Studies of the ventral striatum focus on what pushes people’s buttons. Group pressure has a big effect on risky decisions. Dr. Reyna pointed out that is why laws exist that limit the number of passengers in a car with a youthful driver, because studies show they take more risks when the car is full of their peers.

Luna, Padmanabhan, and Geier further studied adolescent behavior. They found that one can condition youth behavior to be more like adults (or less impulsive), but it requires a system of incentives, motivations, and rewards. In effects, adolescents can mirror at adult levels of control in incentive trials, but not in neutral trials. By studying the ventral striatum, scientists nailed down that the reward approach can teach kids better self-control.

Decision Making in Older Adults

Samenez-Larkin & Knutson studied the other end of the spectrum: risk taking in older adults. Their research had surprising results. For one, rewards have a diminished effect in senior citizens.

The researchers studied the dorsal striatum and anterior insula in older adults when they were anticipating monetary loss.They found that learning about new rewards declines in aging people, due to declines in connectivity of the prefrontal cortex to the striatum.

How Gist Memory Works

This has its advantages and disadvantages. For instance, it impairs risky decision making in both laboratory and real world studies of older adults. An older person’s experience and vocabulary go up, but their fluid intelligence goes down. They can regulate their emotions better, which makes risk taking less likely.

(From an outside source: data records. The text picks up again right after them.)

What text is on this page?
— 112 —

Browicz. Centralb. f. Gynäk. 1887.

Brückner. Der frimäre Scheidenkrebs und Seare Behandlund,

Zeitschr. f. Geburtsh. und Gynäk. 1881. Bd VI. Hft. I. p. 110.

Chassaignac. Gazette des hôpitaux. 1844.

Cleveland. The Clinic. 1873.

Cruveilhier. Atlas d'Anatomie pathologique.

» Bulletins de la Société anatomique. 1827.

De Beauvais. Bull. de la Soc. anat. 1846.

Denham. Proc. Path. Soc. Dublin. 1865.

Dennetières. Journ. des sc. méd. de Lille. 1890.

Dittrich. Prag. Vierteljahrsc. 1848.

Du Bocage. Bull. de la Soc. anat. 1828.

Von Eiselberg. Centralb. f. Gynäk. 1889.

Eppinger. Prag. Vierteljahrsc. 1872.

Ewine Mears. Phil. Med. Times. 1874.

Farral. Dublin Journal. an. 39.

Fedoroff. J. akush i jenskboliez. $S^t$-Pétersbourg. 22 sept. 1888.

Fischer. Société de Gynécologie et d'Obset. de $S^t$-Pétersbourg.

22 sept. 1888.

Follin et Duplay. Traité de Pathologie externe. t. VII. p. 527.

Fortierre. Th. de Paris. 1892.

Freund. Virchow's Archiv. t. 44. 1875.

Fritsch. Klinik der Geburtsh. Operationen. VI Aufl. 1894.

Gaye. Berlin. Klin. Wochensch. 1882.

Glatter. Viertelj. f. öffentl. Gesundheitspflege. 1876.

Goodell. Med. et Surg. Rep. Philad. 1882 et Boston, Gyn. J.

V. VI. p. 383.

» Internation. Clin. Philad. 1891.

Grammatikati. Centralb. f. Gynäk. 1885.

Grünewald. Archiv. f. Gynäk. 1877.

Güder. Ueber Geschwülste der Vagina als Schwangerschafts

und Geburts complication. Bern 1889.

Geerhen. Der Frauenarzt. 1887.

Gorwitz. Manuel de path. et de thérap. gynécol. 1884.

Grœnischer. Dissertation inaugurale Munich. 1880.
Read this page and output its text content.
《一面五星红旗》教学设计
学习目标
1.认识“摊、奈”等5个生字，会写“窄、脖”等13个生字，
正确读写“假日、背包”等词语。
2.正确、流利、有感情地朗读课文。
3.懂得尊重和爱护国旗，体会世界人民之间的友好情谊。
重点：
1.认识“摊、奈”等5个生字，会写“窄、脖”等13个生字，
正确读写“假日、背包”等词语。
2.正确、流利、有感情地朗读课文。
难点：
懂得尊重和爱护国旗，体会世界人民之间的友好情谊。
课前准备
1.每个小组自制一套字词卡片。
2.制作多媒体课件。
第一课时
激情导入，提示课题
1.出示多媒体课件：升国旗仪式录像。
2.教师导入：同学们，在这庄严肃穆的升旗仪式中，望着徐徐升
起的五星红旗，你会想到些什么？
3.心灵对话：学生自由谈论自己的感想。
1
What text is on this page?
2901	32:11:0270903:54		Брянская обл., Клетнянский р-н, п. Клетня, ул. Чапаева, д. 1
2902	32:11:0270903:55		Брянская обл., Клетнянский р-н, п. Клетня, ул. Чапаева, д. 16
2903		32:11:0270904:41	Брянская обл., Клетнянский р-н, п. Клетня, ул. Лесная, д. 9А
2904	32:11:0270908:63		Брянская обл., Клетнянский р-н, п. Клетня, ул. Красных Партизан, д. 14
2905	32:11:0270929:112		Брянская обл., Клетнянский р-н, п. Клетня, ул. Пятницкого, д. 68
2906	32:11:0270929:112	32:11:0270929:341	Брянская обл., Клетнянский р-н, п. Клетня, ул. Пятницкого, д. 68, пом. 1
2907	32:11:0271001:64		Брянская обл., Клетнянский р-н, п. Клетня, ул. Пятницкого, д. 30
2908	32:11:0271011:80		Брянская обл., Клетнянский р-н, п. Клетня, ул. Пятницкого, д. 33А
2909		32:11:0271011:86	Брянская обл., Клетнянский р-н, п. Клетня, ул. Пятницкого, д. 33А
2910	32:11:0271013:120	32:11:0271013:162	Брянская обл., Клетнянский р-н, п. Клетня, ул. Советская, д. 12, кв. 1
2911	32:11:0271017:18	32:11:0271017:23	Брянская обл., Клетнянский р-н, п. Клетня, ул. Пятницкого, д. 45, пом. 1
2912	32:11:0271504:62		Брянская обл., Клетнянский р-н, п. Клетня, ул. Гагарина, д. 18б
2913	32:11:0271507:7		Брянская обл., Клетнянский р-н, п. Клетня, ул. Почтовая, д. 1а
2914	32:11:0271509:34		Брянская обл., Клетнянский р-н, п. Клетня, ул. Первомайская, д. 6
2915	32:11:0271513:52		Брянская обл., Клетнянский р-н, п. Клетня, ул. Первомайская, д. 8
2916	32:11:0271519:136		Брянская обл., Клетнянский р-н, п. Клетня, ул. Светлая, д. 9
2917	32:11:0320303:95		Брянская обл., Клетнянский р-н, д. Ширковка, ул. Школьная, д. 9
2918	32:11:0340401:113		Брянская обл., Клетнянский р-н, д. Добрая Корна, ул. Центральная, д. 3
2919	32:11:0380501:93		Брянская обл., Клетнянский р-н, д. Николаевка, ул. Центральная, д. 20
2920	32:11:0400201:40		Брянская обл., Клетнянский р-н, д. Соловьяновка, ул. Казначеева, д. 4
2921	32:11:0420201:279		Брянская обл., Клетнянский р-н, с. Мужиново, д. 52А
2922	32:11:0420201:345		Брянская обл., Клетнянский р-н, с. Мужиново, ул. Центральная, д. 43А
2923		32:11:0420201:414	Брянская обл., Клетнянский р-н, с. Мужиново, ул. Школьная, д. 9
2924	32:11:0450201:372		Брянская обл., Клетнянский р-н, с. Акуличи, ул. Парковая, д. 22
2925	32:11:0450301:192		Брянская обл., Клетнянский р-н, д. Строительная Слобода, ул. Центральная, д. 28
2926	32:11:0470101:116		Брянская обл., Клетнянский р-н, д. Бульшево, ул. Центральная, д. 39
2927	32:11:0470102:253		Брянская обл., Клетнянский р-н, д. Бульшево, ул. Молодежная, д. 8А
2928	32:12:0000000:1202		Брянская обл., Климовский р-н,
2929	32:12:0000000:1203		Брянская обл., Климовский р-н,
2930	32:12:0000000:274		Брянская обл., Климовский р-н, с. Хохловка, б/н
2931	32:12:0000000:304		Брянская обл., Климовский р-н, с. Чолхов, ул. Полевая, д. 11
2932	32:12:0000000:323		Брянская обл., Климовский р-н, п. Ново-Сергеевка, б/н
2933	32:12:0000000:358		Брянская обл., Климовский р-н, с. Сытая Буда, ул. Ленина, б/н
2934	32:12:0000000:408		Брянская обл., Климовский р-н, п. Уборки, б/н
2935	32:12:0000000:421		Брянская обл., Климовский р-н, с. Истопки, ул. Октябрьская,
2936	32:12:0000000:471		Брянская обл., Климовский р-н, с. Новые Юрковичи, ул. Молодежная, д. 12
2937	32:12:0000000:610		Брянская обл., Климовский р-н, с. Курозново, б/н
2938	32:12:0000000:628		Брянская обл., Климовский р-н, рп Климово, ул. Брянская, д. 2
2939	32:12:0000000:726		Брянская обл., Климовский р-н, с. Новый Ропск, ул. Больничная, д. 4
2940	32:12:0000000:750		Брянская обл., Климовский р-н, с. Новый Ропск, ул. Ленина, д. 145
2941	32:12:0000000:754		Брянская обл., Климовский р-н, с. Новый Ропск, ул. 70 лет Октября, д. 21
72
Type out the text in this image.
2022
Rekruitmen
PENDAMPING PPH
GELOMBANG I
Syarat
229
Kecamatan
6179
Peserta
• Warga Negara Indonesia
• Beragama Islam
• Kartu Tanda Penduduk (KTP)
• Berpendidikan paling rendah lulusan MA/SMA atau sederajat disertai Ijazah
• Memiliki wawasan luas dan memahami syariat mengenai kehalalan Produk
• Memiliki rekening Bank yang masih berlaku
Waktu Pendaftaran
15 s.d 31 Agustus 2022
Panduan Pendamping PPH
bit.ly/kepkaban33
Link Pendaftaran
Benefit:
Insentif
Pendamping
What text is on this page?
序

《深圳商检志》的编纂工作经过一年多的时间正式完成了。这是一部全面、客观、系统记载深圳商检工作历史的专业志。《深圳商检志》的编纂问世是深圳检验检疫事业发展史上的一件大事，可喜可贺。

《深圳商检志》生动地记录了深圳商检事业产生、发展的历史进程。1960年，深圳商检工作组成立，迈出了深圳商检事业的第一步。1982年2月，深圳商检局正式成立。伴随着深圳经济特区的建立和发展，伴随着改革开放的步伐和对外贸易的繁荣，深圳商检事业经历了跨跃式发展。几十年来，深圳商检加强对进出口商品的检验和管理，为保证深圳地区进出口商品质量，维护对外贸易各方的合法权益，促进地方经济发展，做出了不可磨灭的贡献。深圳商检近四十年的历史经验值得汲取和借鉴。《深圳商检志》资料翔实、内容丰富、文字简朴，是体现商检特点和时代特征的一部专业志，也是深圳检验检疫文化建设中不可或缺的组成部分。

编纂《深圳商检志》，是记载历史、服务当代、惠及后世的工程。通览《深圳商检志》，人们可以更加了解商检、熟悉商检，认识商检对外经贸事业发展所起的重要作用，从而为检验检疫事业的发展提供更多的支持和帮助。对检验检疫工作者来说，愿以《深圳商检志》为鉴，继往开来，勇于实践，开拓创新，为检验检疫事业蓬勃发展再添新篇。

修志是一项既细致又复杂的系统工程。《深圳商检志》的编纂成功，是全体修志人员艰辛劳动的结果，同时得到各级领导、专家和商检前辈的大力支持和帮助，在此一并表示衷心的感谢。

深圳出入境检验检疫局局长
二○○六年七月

Instead, older people rely on “Gist Memory“. The human brain has an amazing capacity to function despite the ravages of time. Gist memory has a lot to do with people’s ability to function at a high level as they get older. Instead of learning new skills and coping mechanisms, they use a shorthand to make decisions that limits risk taking.

Dr. Reyna describes gist memory as “memory for essential meaning, the ‘substance’ of information irrespective of exact words, numbers, or pictures. Hence, gist is a symbolic, mental representation of the stimulus that captures meaning.”

Wisdom and Naivete in Senior Citizens

In earlier times, Reyna jokes that gist memory was called “wisdom“. An older person might not understand exact words and numbers as well, but they draw upon a residue of experience to arrive at decisions in a simplified manner.

On the upside, older people in general don’t take as many risks. On the downside, older people are less likely to learn from new experiences. This explains why older people are often prone to scam artists. They are not more gullible than they were before, but they don’t learn from experience to avoid scams.

Human Decision Making Changes throughout Life

The Neuroscience of Risky Decision Making makes clear that the human decision making changes throughout a lifetime. Dr. Reyna notes that people’s experiences, emotional and psychological wellness, and ability to learn from experience affects decision making at every stage. What the MRI research by Reyna and her colleagues shows is that brain activity has a direct effect on the other factors in human decision making processes.